[Spark] json string 값을 갖는 column 에서 json 값 추출하는 방법 + 삽질의 결과

눈가락 2021. 4. 29. 18:58

2021. 4. 29. 18:58

column 내용이 json 이고 타입은 string 인 dataframe 에서

json 의 내용을 추출하고자 한다.

예를 들어 다음과 같은 dataframe 이 있다고 하자.

< pyspark >

from pyspark.sql.functions import get_json_object

# 테스트용 dataframe 생성
jsonDF = spark.range(1).selectExpr("""'{"myJSONKey" : {"myJSONValue" : [1, 2, 3]}}' as jsonString""")

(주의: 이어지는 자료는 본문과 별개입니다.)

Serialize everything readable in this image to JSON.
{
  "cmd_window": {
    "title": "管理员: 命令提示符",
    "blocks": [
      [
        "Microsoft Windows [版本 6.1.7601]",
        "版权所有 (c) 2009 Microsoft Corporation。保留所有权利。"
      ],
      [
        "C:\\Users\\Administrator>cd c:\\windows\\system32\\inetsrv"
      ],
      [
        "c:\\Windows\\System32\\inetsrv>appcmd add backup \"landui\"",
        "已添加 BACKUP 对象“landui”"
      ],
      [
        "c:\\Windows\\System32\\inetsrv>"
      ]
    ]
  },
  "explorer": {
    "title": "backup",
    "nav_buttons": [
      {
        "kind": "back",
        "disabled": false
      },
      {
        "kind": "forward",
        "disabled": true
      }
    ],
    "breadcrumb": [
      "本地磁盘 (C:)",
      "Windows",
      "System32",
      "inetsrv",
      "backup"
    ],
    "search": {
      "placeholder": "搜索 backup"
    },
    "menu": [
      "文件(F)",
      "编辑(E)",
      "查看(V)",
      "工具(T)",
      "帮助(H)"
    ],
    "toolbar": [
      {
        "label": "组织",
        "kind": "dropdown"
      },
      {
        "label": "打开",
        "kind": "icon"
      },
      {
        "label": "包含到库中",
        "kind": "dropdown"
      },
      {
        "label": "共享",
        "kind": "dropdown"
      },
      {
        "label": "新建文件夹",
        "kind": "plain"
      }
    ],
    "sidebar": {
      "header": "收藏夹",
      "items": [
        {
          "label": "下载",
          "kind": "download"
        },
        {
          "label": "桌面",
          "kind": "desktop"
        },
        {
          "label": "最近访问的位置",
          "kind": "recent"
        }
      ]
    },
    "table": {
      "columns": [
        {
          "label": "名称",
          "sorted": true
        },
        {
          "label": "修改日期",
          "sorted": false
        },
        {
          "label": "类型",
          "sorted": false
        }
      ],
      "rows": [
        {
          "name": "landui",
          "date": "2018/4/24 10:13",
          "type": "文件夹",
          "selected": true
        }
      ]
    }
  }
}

#show 를 해보면 json 값이 string 타입으로 들어가있다.
jsonDF.show()
+--------------------+
| jsonString|
+--------------------+
|{"myJSONKey" : {"...|
+--------------------+

#타입은 다음과 같이 확인할 수 있다.
jsonDF.dtypes
[('jsonString', 'string')]

#json string 에서 값을 꺼내려면 다음과 같이 get_json_object 를 사용한다.
result = jsonDF.select(
get_json_object(col("jsonString"), "$.myJSONKey.myJSONValue[1]").alias("result")
)

#결과값으로 두번째 값인 2가 나온다.
result.show()
+------+
|result|
+------+
| 2|
+------+

< scala >

import org.apache.spark.sql.functions.get_json_object

val jsonDF = spark.range(1).selectExpr("""'{"myJSONKey" : {"myJSONValue" : [1, 2, 3]}}' as jsonString""")
result = jsonDF.select(
get_json_object(col("jsonString"), "$.myJSONKey.myJSONValue[1]") as "column"
)

만약 위에처럼 json 내부에 또 다른 json 이 있는 nested 형태가 아니라

그냥 json 이라면, json_tuple 을 사용할 수 있다.

예를 들어,

< pyspark >

from pyspark.sql.functions import get_json_object, json_tuple
result = jsonDF.select(json_tuple(col("jsonString"), "myJSONKey"))

< scala >

import org.apache.spark.sql.functions.json_tuple
result = jsonDF.select(col("jsonString"), "myJSONKey")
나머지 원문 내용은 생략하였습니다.